The final moments of long-suffering labor. Freedom at-hand yet Worlds away. A single suggestion echoes in the void.
No one said this would be easy.
My lips tremble with agony. A tormented scream escapes. Pain longing for liberation. Seeking a shortcut to existence. A weak will prevents premature manifestation. It drowns in a sea of commotion – a room of spectators filled with awe, horror, and hushed gasps. Pushhh.
No one said this would be quick. 
My hands clench tense air, desperate for a pen. My heart thunders against its cage. Encouragement laces my veins. My heart pumps complicity. The contractions are unbearable. The curtains close. The darkness is a refuge for a mind processing such violent extraction. Push!
No one said this would be painless. 
Bloodshot, my gaze searches the witnesses.
Their eyes betray their eagerness.
They salivate at the crowning.
At this intrusion of the soul.
Vulnerability breeds redemption.
Freedom is on the horizon.
Source surges through the atmosphere.
Chatter booms against prison walls.
No one said there would be pleasure.
Flesh surrenders. A final act of courage. Adrenaline evaporates. My spine withers. I am mortal, once more. My gifts delivered to the mercy of a speechless mob.
No one said there would be applause. 


Behind the Seams


I originally wrote Push while working at my alma mater Georgia State University as an academic study coach in the Alonzo A. Crim Center for Urban Educational Excellence. It was an easy job, except for the chaos. Every day, I would wander into my part-time gig with collegiate optimism. I would check-in at the center,  an oasis of serenity on the third floor, then descend the stairs into anarchy – a computer lab overrun with high schoolers. I doubled my caseload of students after talking to a few who were unassigned. One student, Big Joc, had a particular gravitas. He shared with me grandeur plans of managing his friends’ rap career, lavish expeditions to Paris to record a mixtape, and other elaborate dreams that I fully believed and supported.

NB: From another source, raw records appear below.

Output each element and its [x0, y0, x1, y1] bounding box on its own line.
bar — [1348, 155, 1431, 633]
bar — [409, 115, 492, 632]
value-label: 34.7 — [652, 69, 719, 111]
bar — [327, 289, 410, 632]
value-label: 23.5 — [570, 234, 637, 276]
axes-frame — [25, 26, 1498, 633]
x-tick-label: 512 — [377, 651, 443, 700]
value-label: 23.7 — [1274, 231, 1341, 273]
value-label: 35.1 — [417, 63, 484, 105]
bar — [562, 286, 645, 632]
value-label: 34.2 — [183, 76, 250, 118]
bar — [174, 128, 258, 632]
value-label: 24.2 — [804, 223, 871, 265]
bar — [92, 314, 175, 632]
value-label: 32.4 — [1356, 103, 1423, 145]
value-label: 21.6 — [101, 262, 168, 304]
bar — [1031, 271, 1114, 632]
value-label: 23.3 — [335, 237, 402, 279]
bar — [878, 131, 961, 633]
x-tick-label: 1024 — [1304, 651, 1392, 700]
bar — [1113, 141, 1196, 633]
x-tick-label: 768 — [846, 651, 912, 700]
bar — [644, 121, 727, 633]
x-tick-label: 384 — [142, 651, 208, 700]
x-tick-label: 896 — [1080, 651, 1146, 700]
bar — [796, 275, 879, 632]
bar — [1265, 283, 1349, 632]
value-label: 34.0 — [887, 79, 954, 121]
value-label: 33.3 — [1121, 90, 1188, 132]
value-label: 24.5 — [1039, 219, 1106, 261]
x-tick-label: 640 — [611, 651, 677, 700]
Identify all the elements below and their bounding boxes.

One specifically chaotic day, I found myself in deep thought regarding my future. Here was a high schooler moving through the world with an inspiring certainty and pronounced willpower. And here was I, a recent college graduate navigating a recession and the shocking reality that nothing in the real world works as imagined in my dorm room. Joc’s visions made me revisit my own. All I knew was that I wanted to write, hopefully for a living one day. So I sat down, faced a blank paper, and pushed out the words above.


Fast forward and I was working at the largest non-profit in Atlanta, facing a graver iteration of the same existential question. In the frame of my office window, I could see my birthplace (Grady Hospital), my undergraduate college (Georgia State University), and the dorm where I conceived my daughter. It was trippy. And it was hard not to ponder the mysteries of life and what’s to come when you see that view every day.

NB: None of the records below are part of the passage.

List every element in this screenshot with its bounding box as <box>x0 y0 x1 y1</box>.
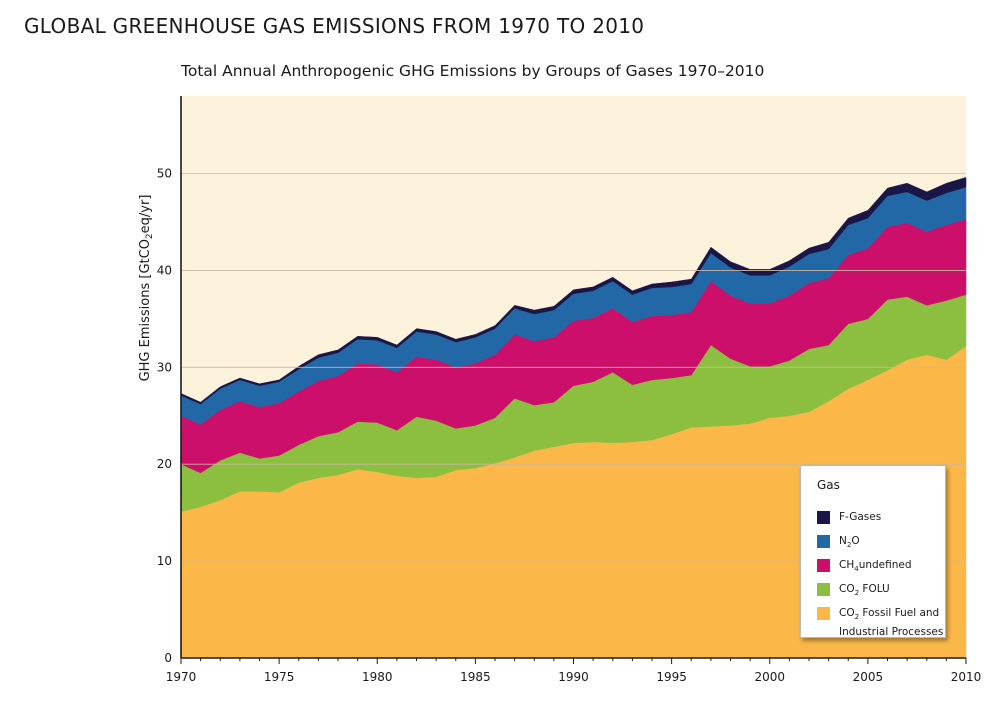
legend-title: Gas <box>817 478 840 492</box>
y-tick-label: 0 <box>164 651 172 665</box>
y-tick-label: 40 <box>157 263 172 277</box>
area-f-gases <box>180 177 967 405</box>
page-title: GLOBAL GREENHOUSE GAS EMISSIONS FROM 197… <box>24 14 645 38</box>
legend-item-ch4: CH4undefined <box>817 558 912 577</box>
chart-title: Total Annual Anthropogenic GHG Emissions… <box>181 62 765 80</box>
legend-swatch <box>817 607 830 620</box>
legend-swatch <box>817 559 830 572</box>
legend-swatch <box>817 535 830 548</box>
legend-label: CO2 Fossil Fuel and Industrial Processes <box>839 607 944 639</box>
legend: Gas F-Gases N2O CH4undefined CO2 FOLU CO2 Fo… <box>800 465 946 638</box>
legend-label: F-Gases <box>839 511 882 523</box>
legend-item-f-gases: F-Gases <box>817 510 881 525</box>
legend-swatch <box>817 583 830 596</box>
legend-swatch <box>817 511 830 524</box>
legend-label: N2O <box>839 535 860 550</box>
y-tick-label: 10 <box>157 554 172 568</box>
legend-item-co2-folu: CO2 FOLU <box>817 582 890 601</box>
x-tick-label: 1990 <box>558 670 589 684</box>
x-tick-label: 2005 <box>853 670 884 684</box>
x-tick-label: 1980 <box>362 670 393 684</box>
legend-label: CO2 FOLU <box>839 583 890 598</box>
y-axis-title: GHG Emissions [GtCO2eq/yr] <box>138 195 155 382</box>
legend-item-co2-fossil-fuel-and-industrial-processes: CO2 Fossil Fuel and Industrial Processes <box>817 606 943 640</box>
legend-item-n2o: N2O <box>817 534 860 553</box>
x-tick-label: 1995 <box>656 670 687 684</box>
x-tick-label: 2010 <box>951 670 982 684</box>
x-tick-label: 1975 <box>264 670 295 684</box>
x-tick-label: 1970 <box>166 670 197 684</box>
legend-label: CH4undefined <box>839 559 912 574</box>
y-tick-label: 20 <box>157 457 172 471</box>
x-tick-label: 2000 <box>754 670 785 684</box>
x-tick-label: 1985 <box>460 670 491 684</box>
y-tick-label: 50 <box>157 167 172 181</box>
y-tick-label: 30 <box>157 360 172 374</box>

What am I supposed to be doing with my life?”

Knowing I still wanted to be a writer, I created Pennedhouse as just a portfolio. So that I would have proof when recruiters would question my writing abilities or creativity. We collaborated on this visual to help me launch:

It’s easy to look back and nitpick at all the elements that could be improved. We tend to do that as ever-evolving creatives, artists, and perfectionists. But the truth is producing this visual unlocked new frameworks of thinking, especially as a writer in a world rapidly pivoting to video. I started to think more critically about advertising and short films.


Not too long after, I ended up creating commercials for the Air National Guard. And this was the first commercial I wrote/produced:


Today with Joc having published his second novel as I wrapped production on my second film, and four films between us, I can’t help but think back to the hectic computer lab. To the job that only lasted two months. To the rich conversations full of elaborate plans and lofty goals. And to the young dreamers who made them come true.

I’m sharing this for every creative struggling to share their art. No matter where you are in your journey as measured by time or skill, you can’t let fear dim your light. You may not always know who you’re inspiring or how or when or why. The willingness to open up, to ask for help financing a project, to share an uncompleted manuscript, and to be vulnerable enough to discuss each other’s wildest dreams – all these things are instrumental to personal growth and inspiring to others on the path. The creative process is a journey, but forward momentum is only possible when you put yourself out there and publish your work.

No one said this would be easy.
No one said this would be quick.
No one said this would be painless.
No one said there would be pleasure.
No one said there would be applause. 

Push, anyway. The World Needs Your Gifts.